Stefan Rößle, ein führender Entscheidungsträger im Landkreis, merkt an, dass das Investitionsvolumen heuer erstmals seit Langem gesenkt wurde. Dies sei das Ergebnis guter Planung, die sich in bereits umgesetzten großen Maßnahmen niederschlägt. Im Tiefbauprogramm sind 5,8 Millionen Euro vorgesehen, die unter anderem für die Ortsdurchfahrten in Rögling und Wolferstadt sowie den Ausbau der Gemeindeverbindungsstraße DON 39 bei Staudheim verwendet werden sollen. Hier tut sich definitiv was!

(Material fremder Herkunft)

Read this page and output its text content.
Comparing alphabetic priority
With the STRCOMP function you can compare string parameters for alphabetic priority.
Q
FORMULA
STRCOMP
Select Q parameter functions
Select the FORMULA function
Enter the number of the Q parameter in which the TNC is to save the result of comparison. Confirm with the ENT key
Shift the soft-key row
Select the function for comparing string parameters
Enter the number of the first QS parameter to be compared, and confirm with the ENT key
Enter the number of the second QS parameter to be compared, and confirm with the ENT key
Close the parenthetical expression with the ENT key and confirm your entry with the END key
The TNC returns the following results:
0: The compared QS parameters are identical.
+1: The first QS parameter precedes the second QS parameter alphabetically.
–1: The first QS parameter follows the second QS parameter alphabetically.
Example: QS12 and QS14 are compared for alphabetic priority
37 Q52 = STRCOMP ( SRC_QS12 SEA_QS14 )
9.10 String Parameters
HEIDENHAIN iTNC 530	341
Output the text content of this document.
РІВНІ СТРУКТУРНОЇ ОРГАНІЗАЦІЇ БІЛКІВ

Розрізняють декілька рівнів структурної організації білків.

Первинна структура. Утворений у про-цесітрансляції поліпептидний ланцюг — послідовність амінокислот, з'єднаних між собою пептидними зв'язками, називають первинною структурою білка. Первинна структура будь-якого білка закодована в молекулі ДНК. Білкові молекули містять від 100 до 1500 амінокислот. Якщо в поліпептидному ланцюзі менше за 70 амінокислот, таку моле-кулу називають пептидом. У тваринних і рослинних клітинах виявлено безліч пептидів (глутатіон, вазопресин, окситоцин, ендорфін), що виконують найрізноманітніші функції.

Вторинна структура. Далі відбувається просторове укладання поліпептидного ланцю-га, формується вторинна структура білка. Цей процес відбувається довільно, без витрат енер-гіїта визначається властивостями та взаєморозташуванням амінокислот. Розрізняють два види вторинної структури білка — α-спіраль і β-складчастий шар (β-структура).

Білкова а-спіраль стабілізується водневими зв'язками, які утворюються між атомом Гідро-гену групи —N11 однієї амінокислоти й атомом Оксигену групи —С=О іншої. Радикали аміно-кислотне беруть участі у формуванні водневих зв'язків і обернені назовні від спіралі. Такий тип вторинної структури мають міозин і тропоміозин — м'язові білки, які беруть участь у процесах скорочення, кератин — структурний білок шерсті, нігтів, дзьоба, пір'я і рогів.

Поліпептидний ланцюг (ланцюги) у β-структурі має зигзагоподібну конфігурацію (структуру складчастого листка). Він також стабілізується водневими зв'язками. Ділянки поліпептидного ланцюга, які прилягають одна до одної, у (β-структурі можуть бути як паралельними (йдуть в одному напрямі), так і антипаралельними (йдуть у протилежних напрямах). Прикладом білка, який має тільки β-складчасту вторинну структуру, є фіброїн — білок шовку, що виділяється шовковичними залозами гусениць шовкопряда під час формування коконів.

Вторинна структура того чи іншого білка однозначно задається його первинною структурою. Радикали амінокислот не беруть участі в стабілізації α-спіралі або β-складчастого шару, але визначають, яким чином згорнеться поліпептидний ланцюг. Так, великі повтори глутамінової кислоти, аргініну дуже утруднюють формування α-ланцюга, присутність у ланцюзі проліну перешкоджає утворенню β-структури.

Förderungen für Schulen in der Region

baden-wuerttemberg.de berichtet.

Besonders auffällig ist die Neufassung der Verwaltungsvorschrift Schulbauförderung, die rückwirkend zum 1. Januar 2025 in Kraft tritt. Ab diesem Zeitpunkt wird die Unterstützung aus dem Kommunalen Investitionsfonds (KIF) von 200 Millionen Euro auf ganze 450 Millionen Euro pro Jahr mehr als verdoppelt. Diese Maßnahme reagiert auf die gestiegenen Baukosten und sichert den Schulträgern eine verlässliche Planung. Neu ist auch, dass künftig auch Sanierungsmaßnahmen an Lehrschwimmbecken und kommunalen Schwimmbädern, die für den Schulunterricht genutzt werden, gefördert werden können. Da liegt also ein großer Entwicklungsanspruch in der Luft!

Für den Landkreis Donau-Ries und die umliegenden Gemeinden verspricht dieser Entwicklungen deutliche Fortschritte im Bereich Bildung und Infrastruktur. Es bleibt spannend zu beobachten, wie die geplanten Maßnahmen umgesetzt werden und welche weiteren Impulse für die Region in den nächsten Jahren gesetzt werden.